Irian Jaya’s Kombai
The Tree House People

Kingdom of Bhutan
Around Paro

Bhutan [see map] is an isolated Himalayan kingdom nestled between India and Tibet. In 1996 the country had only two small airplanes, no traffic lights, no television and no internet connection. Only a few foreigners travelled in the country each year, and fewer still travelled away from it’s handful of roads. We started our trip in Paro where the country’s only airport is, and hiked into the Himalayas following the Chomolhari route for sixteen days until we arrived at the town of Gasa where we drove to the capitol Thimpu. 

Typical House just outside of Paro.

Let’s zoom in for a close look at the fertility symbol painted on the
left side of the wall — ’nuff said.

A monastery inside Paro.

A group of kids near the monastery.

A farmer carrying hay.

The monastery of Taktsand perched high up on the cliffs.

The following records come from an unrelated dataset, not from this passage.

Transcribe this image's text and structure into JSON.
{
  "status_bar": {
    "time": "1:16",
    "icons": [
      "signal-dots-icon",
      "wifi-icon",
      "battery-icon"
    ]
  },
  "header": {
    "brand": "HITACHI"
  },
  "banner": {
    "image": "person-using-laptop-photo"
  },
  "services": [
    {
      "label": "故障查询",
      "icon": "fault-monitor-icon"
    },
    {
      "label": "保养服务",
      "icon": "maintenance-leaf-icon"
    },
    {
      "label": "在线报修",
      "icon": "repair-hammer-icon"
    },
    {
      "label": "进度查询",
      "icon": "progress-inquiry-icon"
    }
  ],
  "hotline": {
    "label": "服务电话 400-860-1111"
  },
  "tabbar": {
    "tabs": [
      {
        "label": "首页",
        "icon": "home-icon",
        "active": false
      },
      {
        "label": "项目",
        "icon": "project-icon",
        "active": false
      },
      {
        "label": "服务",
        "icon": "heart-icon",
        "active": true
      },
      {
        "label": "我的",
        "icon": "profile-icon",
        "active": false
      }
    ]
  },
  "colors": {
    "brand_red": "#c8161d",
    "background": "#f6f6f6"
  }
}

Taktsand (Tiger’s nest) is a monastery built on a narrow ledge of a cliff
3000 ft. above the valley floor. There is a huge vertical drop between me
and the monastery. There is no way for me to get to it from
where I’m standing. The monks have a secret path down the cliff.

We climbed high above the Paro valley to the Monastery of Sangchoekor.

We’re greeted by a group of monks at Sangchoekor. The head lama happened to be away while we were there, and we cause a major disruption amongst the younger monks. Instead of attending to their classes and to their prayers, they followed us around in great humour and high spirits. When we left a big crowd of them stood on the ridge and waved goodbye to us as we descended down the mountain side. Twenty minutes later we could still see them far in the distance waving at us.

The courtyard of Sangchoekor Monastery.

An old woman spins prayer wheels in the monastery.

The main shrine inside the monastery.
Bhutan is famous for it’s beautiful postage stamps.
The make everything from three dimensional stamps
to stamps that you can play like a record.